Besides, this new land was nothing like what the Israelites had experienced before, so there was no point trying to fit it in a mold. You have never been there before and you wouldn’t know the way, unless you follow the chest.” Those were his exact words. It was simple and straightforward. I picture the conversation between Joshua and the Israelites going something like this:

“Do you want to get to this new land as fast as possible with the minimum possible stress?”

“Yes.”

“Then follow the Chest.”

“Follow the Chest?”

“Yes, follow the Chest.”

“What Chest?”

In the old Biblical days—I love this expression—the Chest was a symbol for God’s guidance. It was usually placed in the temple, which symbolized the dwelling place of God. God commanded Moses to build the chest (Exodus 37: 1-9) and he was given the exact specification to which it was to be built.

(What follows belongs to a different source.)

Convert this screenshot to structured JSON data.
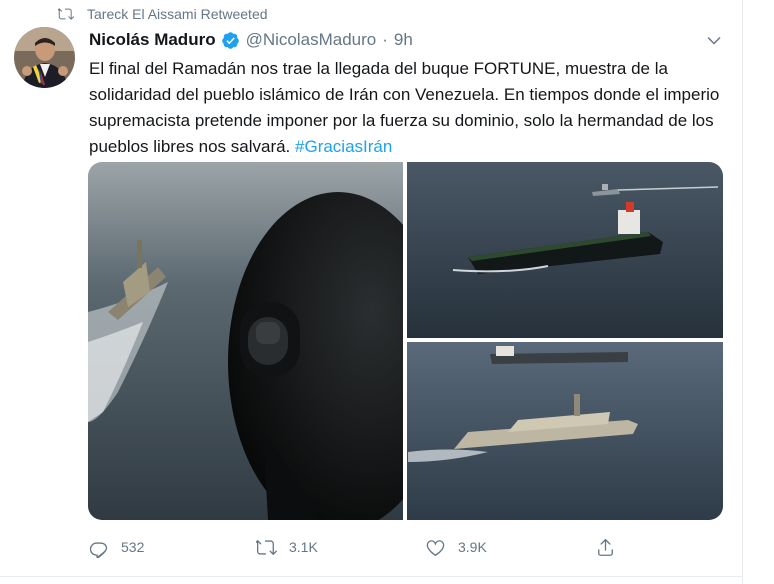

Cover it with pure gold….make four rings and fasten it to each of the four legs of the chest…don’t ever remove the poles from the rings…when I give you the Ten Commandments written on two flat stones put them inside the chest….cover the lid…with pure gold….then hammer out two winged creatures of pure gold and fasten them to the lid at the ends of the chest….I will meet you between the two creatures and tell you what my people must do and what they must not do.”
 
So, the Chest was a place where Moses went to meet with God to receive instructions for the people of Israel. In today’s terms the Chest can be likened to a compass: something that gives directions, especially when you don’t know which way you are expected to turn. The most striking thing about the specification for the Chest is that the only thing that was to be placed inside it was the Ten Commandments written on two flat stones. Could it have been that God was giving the Israelites a peep into how the future Christians would get their direction? The Ten Commandments written on two flat stones? The Ten Commandments was the first instance of God’s spoken word in a written form.
 
One wise man in the Bible, called David, said in the book of Psalms—and I paraphrase—that God’s word is the compass for my life, the trail map which I follow. So when the Israelites needed to go to a land to which they had never been before, God told Joshua to tell them that they need not try to rationalize this with their human minds because the experience would not fit the mold they had known before. All they needed to do was follow the Chest, follow the Word of God.
 
The same wise man in the Bible, David, discovered this secret and his life till this day remains a fulfillment of God’s promise. He expressed his new-found truth beautifully through Psalm 119:

“Open my mind and let me discover the wonders of your law” Verse 18

“Your laws are my greatest joy, I follow their advice” Verse 24

“I have gained perfect freedom by following your teachings and I trust them so much I tell them to kings” Verses 45-46

Why else would a king write 176 verses on a single theme and dare to share these with other kings if he didn’t think something was worth considering there? This Word has been in existence since before the creation of the world and has been guiding lives ever since. It has stood the test of time and can be trusted. Think back on your life; think back as far as you can remember. Did he say it? Did he do it? Not a single letter in the Word of God will go unfulfilled. What a promise!
 
The Bible contains myriad instructions, promises, warnings and lessons which if carefully followed will lead you down a path which ends in God’s Promised Land. God has promised us his blessings and we have believed this promise, but we have tried in the past to work it out with our human mind. Quit it! It’s not going to work that way. Follow the sayings of a brave warrior: “Follow the Chest.” If you take time out today to read his Word and seek instructions from him concerning the course your life should take, it is as certain as the sun rising tomorrow morning that you will end up in your Promised Land.
 
Simple, follow the Chest.

 

Comments

  1. great lessons here...thanks for the eye opening piece.